Truman remained close to Johnson, and during Reconstruction, traveled extensively in the South, filing regular reports for the New York Times. Truman was not impressed much with Texas, with Texans, or with Galveston. A friend passed along this letter of Truman’s from the front page of the February 19, 1866 edition of the New York Times:

Blank

This is the commercial capital of the Lone Star dominions, and the city where they shoot cross-eyed men and red-headed women at sight, where they used to draw and quarter a Dutchmen [sic.], scheme for emigration, and eat pork until you can feel the bristles. The real old Galvestonians – that is, the F.F.G.s [1] – wear long hair like crazy poets, soap their greasy locks and the ends of their dismally thin moustaches, and look daggers at intellectual people.

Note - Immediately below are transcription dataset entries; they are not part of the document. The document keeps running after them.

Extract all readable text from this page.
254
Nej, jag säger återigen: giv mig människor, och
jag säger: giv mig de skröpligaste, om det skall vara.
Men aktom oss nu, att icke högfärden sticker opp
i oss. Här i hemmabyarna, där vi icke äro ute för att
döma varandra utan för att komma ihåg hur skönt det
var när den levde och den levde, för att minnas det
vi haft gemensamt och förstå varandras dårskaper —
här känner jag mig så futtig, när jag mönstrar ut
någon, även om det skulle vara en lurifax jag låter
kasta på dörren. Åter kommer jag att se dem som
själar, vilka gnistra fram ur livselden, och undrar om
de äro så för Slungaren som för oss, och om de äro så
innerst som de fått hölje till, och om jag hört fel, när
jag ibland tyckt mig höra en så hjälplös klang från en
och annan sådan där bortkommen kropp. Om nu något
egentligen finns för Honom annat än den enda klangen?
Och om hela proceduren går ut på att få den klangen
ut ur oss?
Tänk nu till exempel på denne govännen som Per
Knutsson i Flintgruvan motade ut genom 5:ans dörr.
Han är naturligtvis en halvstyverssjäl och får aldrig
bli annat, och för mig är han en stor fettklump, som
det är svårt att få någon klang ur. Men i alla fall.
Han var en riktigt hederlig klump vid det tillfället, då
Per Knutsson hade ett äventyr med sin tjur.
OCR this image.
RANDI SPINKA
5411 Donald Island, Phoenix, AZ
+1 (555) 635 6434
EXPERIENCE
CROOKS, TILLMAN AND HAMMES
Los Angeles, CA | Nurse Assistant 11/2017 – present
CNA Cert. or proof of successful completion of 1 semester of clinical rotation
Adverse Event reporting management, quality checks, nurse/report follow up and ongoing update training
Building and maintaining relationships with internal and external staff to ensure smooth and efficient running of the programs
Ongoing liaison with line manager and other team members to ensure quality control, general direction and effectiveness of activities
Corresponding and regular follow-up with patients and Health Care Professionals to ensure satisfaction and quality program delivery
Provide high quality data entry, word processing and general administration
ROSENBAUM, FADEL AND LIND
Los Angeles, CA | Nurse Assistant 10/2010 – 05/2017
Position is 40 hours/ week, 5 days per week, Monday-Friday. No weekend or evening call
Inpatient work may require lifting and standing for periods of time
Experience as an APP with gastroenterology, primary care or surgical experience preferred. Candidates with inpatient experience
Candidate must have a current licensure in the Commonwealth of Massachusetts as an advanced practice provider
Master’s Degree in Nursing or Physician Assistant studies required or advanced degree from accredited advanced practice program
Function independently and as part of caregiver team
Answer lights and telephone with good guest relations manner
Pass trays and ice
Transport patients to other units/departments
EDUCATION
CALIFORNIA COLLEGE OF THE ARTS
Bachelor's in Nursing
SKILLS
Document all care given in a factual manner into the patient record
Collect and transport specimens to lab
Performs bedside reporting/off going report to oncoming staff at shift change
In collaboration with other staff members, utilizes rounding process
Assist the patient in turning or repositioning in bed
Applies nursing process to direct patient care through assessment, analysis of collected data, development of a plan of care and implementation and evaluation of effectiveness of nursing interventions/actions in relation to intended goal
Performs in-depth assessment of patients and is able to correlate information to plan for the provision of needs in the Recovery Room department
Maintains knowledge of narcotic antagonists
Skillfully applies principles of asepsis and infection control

They drink whiskey that will kill at twelve paces, go home blind drunk every night and get ditto every morning. The full programme of a high-toned ranger is to get full of bad whiskey, lick some small boy, fire off his revolver three or four times, kill a Mexican, and beat his wife, and d—n the Yankees – this last being set to music. The war hasn’t improved this class much, and the best place for a stranger to keep is in his house. Not a night has passed for a month but some poor fellow has been found murdered the next morning. Three murderers took a poor hack-driver out on the beach a few nights ago and cut his throat for five dollars.
 
Before the war Galveston has about nine thousand inhabitants – now it has full fourteen thousand, of which are least two thousand are murderers, vagabonds and thieves. The state of society is most unhealthy I can assure you, and no person who has any knowledge of these things, and respect for his own life, ventures out after dark. There are a great many rough characters here from New York, Chicago, St. Louis and Cincinnati, a large number of whom are discharged government employees. A few days ago two fellows fought a prize-fight near the city, and, after ninety-two rounds, one of the party was declared the winner, when a free fight took place, in which three were killed and a number wounded. The loser of the fight is to be the recipient of a “handsome testimonial,” in the shape of a sparring exhibition, in which twenty-two prize-fighters (sporting gentlemen, the bills say) are to assist. The people are talking strongly of getting up a Vigilance Committee, and I believe they will if the military do not interfere. Things are far worse than they were at Vicksburgh in 1834, [2] or in San Francisco in 1865, and it seems to be the impression that there is but this way remaining of ridding the community of these vicious characters.
 
There has never been a time when a man’s life was ever safe in Texas. Everybody – rogues and gentlemen – go armed and shoot and cut each other at the least provocation. And, as a general thing, these fellows’ weapons are not concealed – they catty Bowie knives and pistols in their belts, and carry what is called a Mexican cane, which is nothing more or less than a sword-cane, or foil, without any case or sheath. Last week a Texan from near Victoria was killed in a bar-room by being run through with one of these Mexican canes, but, while he was being run through with the cane, he shot his pistol through his pocket, discharging its contents into the stomach of his assailant, and both dropped dead upon the floor together. Last Monday morning a murderer was brought into court and a jury impaneled. The evidence on both sides was heard, the lawyers on both sides went through their accustomed harangues, the Judge had his say, and his smoke, too at the same time, the Jury went out, disagreed, came in, the prisoner was discharged – and all before dinner. How are you, Texas courts? Last night Major Farr, of Gene. Wright’s [3] staff, and Capt. Hale, of the Commissary Department, were returning home from their office in an ambulance, when some fellows shouted, “Stop that hack!” Of course no attention was paid to the summons, and three bullets went whizzing through the ambulance, but fortunately without injuring the officers or driver. I could mention many such things, but these are enough to give you an idea of the state of society here.

 Blank


[1] This is a spoof on F.F.V.s, “First Families of Virginia,” a sort of Tidewater nobility in the Commonwealth, much derided during the war by Northerners.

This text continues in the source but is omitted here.